Global Stock indices had a mixed day yesterday as a combination of poor data and some confusion over progress on trade negotiations between Chian and the US hit market sentiment. The US markets all finished the session in the negative after Durable goods data came out much worse than expected and worries that US tariffs on Chinese imports will be implemented on March 1 rose. Treasuries fell with the US 10 year up to around 2.69% and the dollar gained ground against all the majors with the exception of the yen, the Dxy now sitting at 96.60. On the Commodities front, Gold took a big hit, dropping from 1.5% on the day from 1340 to around 1323 and Oil retreated from recent highs with WTI now trading just south of $57/b and Brent back under $67/b.
The Aussie took another hit late in the Asian session yesterday as news filtered through that the Chinese port of Dalian has banned imports of Australian Coal, this coming on the back of reports earlier in the week that customs delays in China had more than doubled for Australian Coal. We’d seen strong employment data earlier in the day but this news, plus Westpac predicting two rate cuts this year has superseded the impact of the data print. Political tensions have been escalating between the two countries and some investors are seeing this as a retaliatory measure from China after Canberra banned high profile Chinese telecommunications giant Huawei from Australian 5G networks. The Aussie is back trading under 0.7100 this morning and any further negative news on this front or indeed with regard to global growth concerns could see ‘the battler’ tumble significantly through the crucial 70 cent level.

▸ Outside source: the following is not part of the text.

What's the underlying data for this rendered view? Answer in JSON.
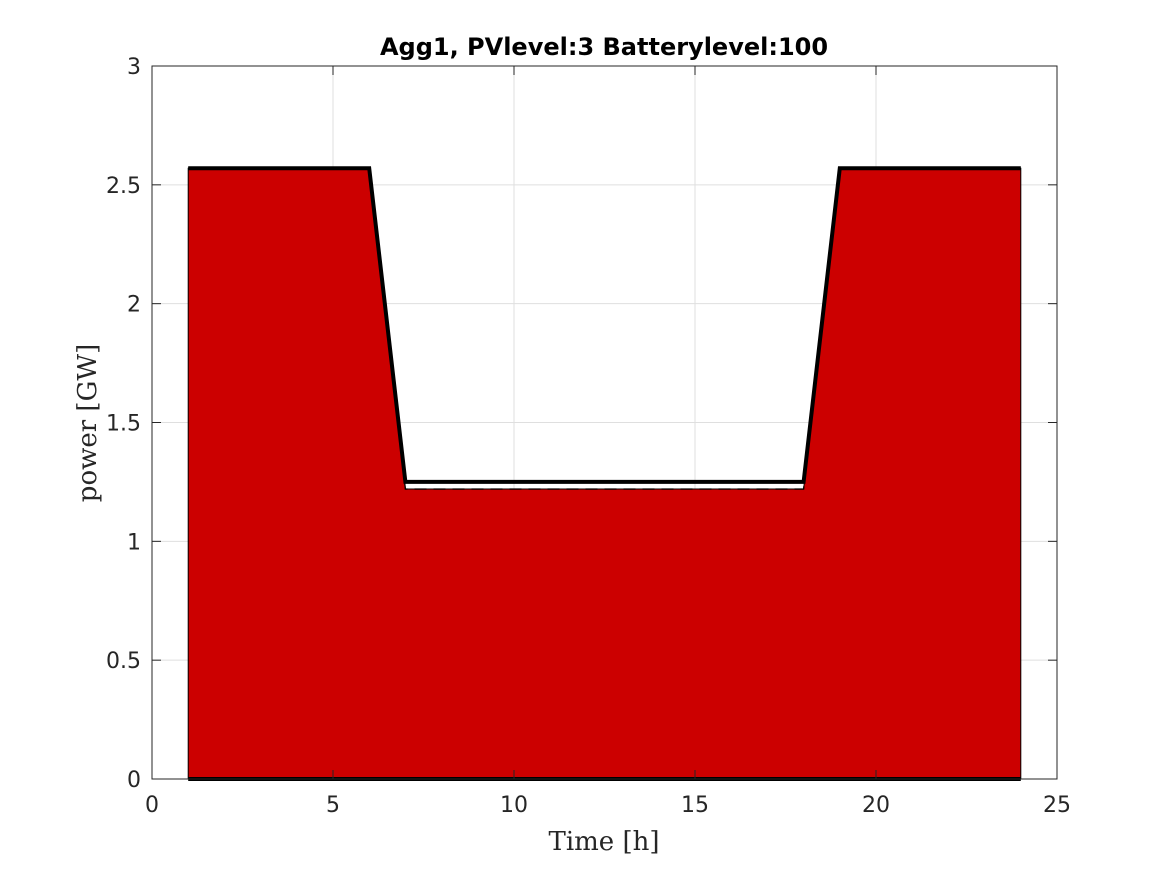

Looking ahead to today’s trading sessions and it’s a quiet day in terms of data releases in the Asian session. The German IFO number will be a big focus in the London session and focus will move to Canada on the US open with the release of the latest Retail Sales data. The main focus of the trading day will come later in the US session as a whole raft of central bankers are set to speak, notable ECB President Mario Draghi and several members of the FOMC including Vice Chair Richard Clarida.